Chemical companies, Consumer demand, Currencies, Economic growth, Financial Events, Leverage, Oil markets
By Paul Hodges on 05-Nov-2011

JUUGS Nov11.pngFinancial markets have become increasingly nervous in recent weeks, since the blog last reviewed developments in global bond markets.

Its conclusion then was that investors are worrying more about return of capital, than return on capital, as we transition to the New Normal. This is because 272 million westerners are now over 55 years old, and they need security of income as they prepare for retirement.

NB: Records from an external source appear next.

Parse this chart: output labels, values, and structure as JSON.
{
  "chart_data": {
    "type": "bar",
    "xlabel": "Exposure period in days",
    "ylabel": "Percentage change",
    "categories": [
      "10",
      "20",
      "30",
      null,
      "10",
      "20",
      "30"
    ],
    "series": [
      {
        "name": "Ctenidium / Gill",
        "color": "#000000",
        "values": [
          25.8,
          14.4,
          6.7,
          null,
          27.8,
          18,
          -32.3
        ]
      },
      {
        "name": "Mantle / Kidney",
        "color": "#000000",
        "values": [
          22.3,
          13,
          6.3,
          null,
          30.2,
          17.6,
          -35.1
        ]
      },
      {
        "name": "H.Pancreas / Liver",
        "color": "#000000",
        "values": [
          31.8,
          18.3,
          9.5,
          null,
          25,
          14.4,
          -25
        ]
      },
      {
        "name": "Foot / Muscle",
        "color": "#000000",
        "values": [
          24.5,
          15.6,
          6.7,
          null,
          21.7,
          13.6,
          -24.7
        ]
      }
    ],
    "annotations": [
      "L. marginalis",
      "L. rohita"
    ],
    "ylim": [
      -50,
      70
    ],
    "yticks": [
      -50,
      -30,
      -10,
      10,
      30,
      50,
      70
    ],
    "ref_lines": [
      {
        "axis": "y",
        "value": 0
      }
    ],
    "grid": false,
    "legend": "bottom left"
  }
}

The chart above updates market moves in the JUUGS (Japan, UK, USA, Germany, Switzerland) and the PIIGS (Portugal, Ireland, Italy, Greece, Spain). Since August (blue column), the 2 groups have seen very different interest rate trends for 10-year government bonds (red line):

• Rates in the JUUGS have been extremely stable. UK and Swiss rates have edged down 0.1%, whilst German rates moved up 0.1%. US and Japanese rates are unchanged.
• The PIIGS have been much more volatile. Greece is now paying 34% vs 22% in August: Portugal’s rate is 12% vs 11%: Italy’s is 6.4% vs 5.7%: Spain’s is 5.5% vs 5.3%: only Ireland’s reduced, from 8.8% to 8.3%.

This suggests Portugal will also need to default on its debts, alongside Greece. Otherwise the burden of interest payments will simply become too large, particularly as austerity programmes lead to recession.

Italy, of course, is the real problem child. It is a rich and large G7 country. But its interest rate is now also close to being unaffordable. Two key questions are looming on the horizon:

• Will it really now allow the IMF to dictate its economic policy?
• What will happen to French and German banks if investors start to question Italy’s ability to repay its debt?

Italy currently owes $416bn to French banks, and $162bn to German banks. It owes a total of $788bn to European lenders. This is the concept of ‘contagion’:

• If Italy’s rates move into the 6.5%-7% area, and remain there, then its default becomes almost certain.
• France, another G7 member, would then be in the firing line.
• Its 3.3% interest rate is already 50%+ higher than those of the JUUGS. This suggests underlying nervousness amongst investors.

The blog will continue to monitor the situation closely.